Residents protest, allege eviction in the name of safetyAs the NDRF team, accompanied by district administration officials, Kenduadih police personnel and Central Industrial Security Force (CISF) jawans, began its assessment on Sunday afternoon, residents staged strong protests and tried to obstruct the work.
Lal Bahadur Singh, a resident, alleged that BCCL was using the pretext of gas leakage to evict locals for a mega coal project.
Meanwhile, residents were taken in two buses to Belagadia Township to see quarters proposed for their relocation.
The township has been developed by the Jharia Rehabilitation and Development Authority (JRDA) for people living in underground mine fire zones.
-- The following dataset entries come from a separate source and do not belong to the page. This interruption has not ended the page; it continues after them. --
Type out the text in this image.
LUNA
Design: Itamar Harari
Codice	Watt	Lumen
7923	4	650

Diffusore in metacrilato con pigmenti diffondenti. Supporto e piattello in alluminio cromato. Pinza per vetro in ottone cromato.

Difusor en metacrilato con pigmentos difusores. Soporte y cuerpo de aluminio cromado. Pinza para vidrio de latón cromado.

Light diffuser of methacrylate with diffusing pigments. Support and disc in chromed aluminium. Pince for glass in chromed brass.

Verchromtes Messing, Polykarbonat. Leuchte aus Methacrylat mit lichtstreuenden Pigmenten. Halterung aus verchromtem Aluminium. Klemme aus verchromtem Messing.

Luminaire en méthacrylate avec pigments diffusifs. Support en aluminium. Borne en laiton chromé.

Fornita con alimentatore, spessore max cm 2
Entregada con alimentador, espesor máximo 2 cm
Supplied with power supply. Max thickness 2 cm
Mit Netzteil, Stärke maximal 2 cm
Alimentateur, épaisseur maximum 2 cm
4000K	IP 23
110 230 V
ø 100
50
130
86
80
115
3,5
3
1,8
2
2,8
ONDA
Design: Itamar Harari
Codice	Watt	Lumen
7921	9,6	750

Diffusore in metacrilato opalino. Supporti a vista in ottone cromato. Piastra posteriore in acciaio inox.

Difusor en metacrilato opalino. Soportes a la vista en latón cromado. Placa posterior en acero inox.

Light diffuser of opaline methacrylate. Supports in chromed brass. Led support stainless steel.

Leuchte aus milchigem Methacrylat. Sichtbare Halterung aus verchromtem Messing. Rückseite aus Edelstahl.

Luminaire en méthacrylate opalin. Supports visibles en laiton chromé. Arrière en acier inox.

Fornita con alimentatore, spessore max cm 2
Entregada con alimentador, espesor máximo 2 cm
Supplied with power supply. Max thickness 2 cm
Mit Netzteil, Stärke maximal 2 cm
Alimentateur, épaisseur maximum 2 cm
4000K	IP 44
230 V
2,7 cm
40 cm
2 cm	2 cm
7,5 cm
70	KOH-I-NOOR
For many residents, the sudden push towards relocation has revived long-standing distrust over how rehabilitation in the Jharia coal belt has been implemented and whether livelihoods and services will be protected after the move.
Coal belt hazards and slow-moving rehabilitationThe current gas scare reinforces long-running concerns over safety in Dhanbad’s coal belt, where underground fires, subsidence and emissions have plagued several settlements for years.
While JRDA townships like Belagadia were designed to shift people away from high-risk zones, rehabilitation has progressed unevenly, and many families have continued to live atop or near unstable mine areas.
The latest incident, with carbon monoxide levels reportedly hitting 30 times the permissible limit, has sharpened the tension between immediate risk mitigation and the way resettlement is being pushed on the ground.
For now, the NDRF’s assessment will be crucial in determining both the technical cause of the leak and the urgency of relocation. But with protests building and trust between residents and authorities visibly frayed, the challenge in Dhanbad is no longer just measuring gas — it is convincing people that safety, not displacement, is driving the response.